The district had needed help getting the sign, and Gragg made sure to iterate the school’s gratitude to the local sponsors that helped make the new piece of equipment a reality financially — those being Tanner Chevrolet, Citizens State Bank of Okemah and BancFirst of Okemah.
That’s not all, though. Gragg told the News Leader that Steve Cheatwood also donated all the labor for the installment of the approximately 45 square-foot (or more counting its frame) sign — a job he does all over the country, installing signs such as this new one in Okemah.
Cheatwood, Gragg said, is an independent contractor, who does install work for the company out of Norman that made the digital sign.
As for what kinds of messages will be displayed, the administration hopes to communicate whatever is needed to be known by students, their families, daily citizens and passersby. Things like upcoming holidays, days school may be out, weather, approaching sports games on the calendar, special messages and more.

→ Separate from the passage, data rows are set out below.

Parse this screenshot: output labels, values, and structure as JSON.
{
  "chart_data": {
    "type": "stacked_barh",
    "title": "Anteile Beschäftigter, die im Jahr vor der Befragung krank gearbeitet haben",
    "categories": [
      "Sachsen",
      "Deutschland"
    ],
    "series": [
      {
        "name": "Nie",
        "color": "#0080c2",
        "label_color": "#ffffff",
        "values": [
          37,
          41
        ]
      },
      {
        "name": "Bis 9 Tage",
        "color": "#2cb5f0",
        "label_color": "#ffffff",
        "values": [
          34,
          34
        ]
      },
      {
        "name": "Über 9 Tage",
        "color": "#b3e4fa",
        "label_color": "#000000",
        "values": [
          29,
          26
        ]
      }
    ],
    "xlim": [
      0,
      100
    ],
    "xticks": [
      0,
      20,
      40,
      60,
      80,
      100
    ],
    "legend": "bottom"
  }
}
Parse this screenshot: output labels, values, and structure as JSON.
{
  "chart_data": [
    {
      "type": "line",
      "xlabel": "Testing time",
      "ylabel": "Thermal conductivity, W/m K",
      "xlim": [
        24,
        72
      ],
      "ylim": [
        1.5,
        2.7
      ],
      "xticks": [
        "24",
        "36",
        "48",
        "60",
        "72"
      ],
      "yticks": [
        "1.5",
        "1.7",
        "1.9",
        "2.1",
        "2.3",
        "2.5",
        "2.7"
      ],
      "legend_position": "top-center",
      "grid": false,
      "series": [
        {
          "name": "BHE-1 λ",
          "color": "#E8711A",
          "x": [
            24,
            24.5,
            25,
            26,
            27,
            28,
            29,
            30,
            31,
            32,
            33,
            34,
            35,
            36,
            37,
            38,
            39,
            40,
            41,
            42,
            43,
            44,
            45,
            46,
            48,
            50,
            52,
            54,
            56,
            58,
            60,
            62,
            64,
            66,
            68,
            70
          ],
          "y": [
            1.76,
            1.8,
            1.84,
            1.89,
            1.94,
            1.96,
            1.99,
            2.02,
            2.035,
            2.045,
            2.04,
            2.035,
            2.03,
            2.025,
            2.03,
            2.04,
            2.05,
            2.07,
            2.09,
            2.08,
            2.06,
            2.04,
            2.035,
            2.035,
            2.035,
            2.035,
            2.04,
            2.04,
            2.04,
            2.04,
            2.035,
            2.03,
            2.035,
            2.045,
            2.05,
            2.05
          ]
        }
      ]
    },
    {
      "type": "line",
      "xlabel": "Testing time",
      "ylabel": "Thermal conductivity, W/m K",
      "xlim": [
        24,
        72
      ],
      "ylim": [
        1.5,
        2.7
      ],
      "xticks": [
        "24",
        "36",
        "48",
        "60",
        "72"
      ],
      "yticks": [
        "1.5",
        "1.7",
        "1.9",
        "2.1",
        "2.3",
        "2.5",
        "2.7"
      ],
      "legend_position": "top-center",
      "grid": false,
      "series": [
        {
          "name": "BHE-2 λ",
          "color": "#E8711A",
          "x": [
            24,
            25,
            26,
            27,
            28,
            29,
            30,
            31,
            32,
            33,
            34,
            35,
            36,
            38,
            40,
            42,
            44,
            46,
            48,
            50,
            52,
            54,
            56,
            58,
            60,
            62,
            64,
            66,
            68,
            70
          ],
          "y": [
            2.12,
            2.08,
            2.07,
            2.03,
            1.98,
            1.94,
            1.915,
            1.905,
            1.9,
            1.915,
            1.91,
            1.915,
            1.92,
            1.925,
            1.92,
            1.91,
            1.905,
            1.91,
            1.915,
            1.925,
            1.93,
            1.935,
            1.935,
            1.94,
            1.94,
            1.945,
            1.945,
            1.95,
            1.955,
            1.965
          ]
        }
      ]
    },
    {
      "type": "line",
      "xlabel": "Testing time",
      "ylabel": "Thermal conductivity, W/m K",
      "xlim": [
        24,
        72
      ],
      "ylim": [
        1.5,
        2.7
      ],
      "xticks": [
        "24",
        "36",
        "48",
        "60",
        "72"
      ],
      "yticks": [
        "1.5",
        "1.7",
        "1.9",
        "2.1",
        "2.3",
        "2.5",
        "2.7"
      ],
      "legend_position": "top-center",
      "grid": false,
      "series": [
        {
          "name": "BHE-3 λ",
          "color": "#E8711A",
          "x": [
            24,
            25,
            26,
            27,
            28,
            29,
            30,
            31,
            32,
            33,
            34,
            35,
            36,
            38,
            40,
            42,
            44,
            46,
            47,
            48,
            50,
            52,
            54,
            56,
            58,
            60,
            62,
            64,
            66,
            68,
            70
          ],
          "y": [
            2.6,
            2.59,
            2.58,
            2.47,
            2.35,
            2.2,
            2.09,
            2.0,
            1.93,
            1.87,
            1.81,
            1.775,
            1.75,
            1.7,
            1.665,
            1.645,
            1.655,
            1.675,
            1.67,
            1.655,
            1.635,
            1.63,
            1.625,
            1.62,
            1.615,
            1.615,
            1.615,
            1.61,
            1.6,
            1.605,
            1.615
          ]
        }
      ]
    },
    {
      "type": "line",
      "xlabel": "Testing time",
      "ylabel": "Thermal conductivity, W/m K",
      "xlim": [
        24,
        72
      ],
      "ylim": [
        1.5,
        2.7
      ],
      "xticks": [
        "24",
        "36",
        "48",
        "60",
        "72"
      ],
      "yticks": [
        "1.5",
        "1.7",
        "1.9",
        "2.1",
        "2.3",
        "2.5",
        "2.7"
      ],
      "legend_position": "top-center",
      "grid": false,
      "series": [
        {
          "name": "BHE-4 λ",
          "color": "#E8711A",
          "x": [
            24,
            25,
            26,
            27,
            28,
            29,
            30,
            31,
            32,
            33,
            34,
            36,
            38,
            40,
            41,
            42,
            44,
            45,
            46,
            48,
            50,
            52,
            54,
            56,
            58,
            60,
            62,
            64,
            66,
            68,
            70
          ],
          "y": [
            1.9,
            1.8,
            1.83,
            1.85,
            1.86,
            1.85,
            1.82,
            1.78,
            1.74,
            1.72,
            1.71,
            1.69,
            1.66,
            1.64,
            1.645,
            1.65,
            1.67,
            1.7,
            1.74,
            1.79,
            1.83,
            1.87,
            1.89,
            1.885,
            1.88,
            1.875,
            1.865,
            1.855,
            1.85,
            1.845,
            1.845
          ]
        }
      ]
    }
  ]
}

An important thing to Gragg, he said after the last school board meeting and reiterated on the phone during a subsequent interview, is making sure the sponsors know the Okemah Public Schools administration and staff and student body thank those sponsors named above.
“We do thank our sponsors (of this new sign),” he said. “It is such a great looking welcome to our community and will prove to be a valuable communication tool.”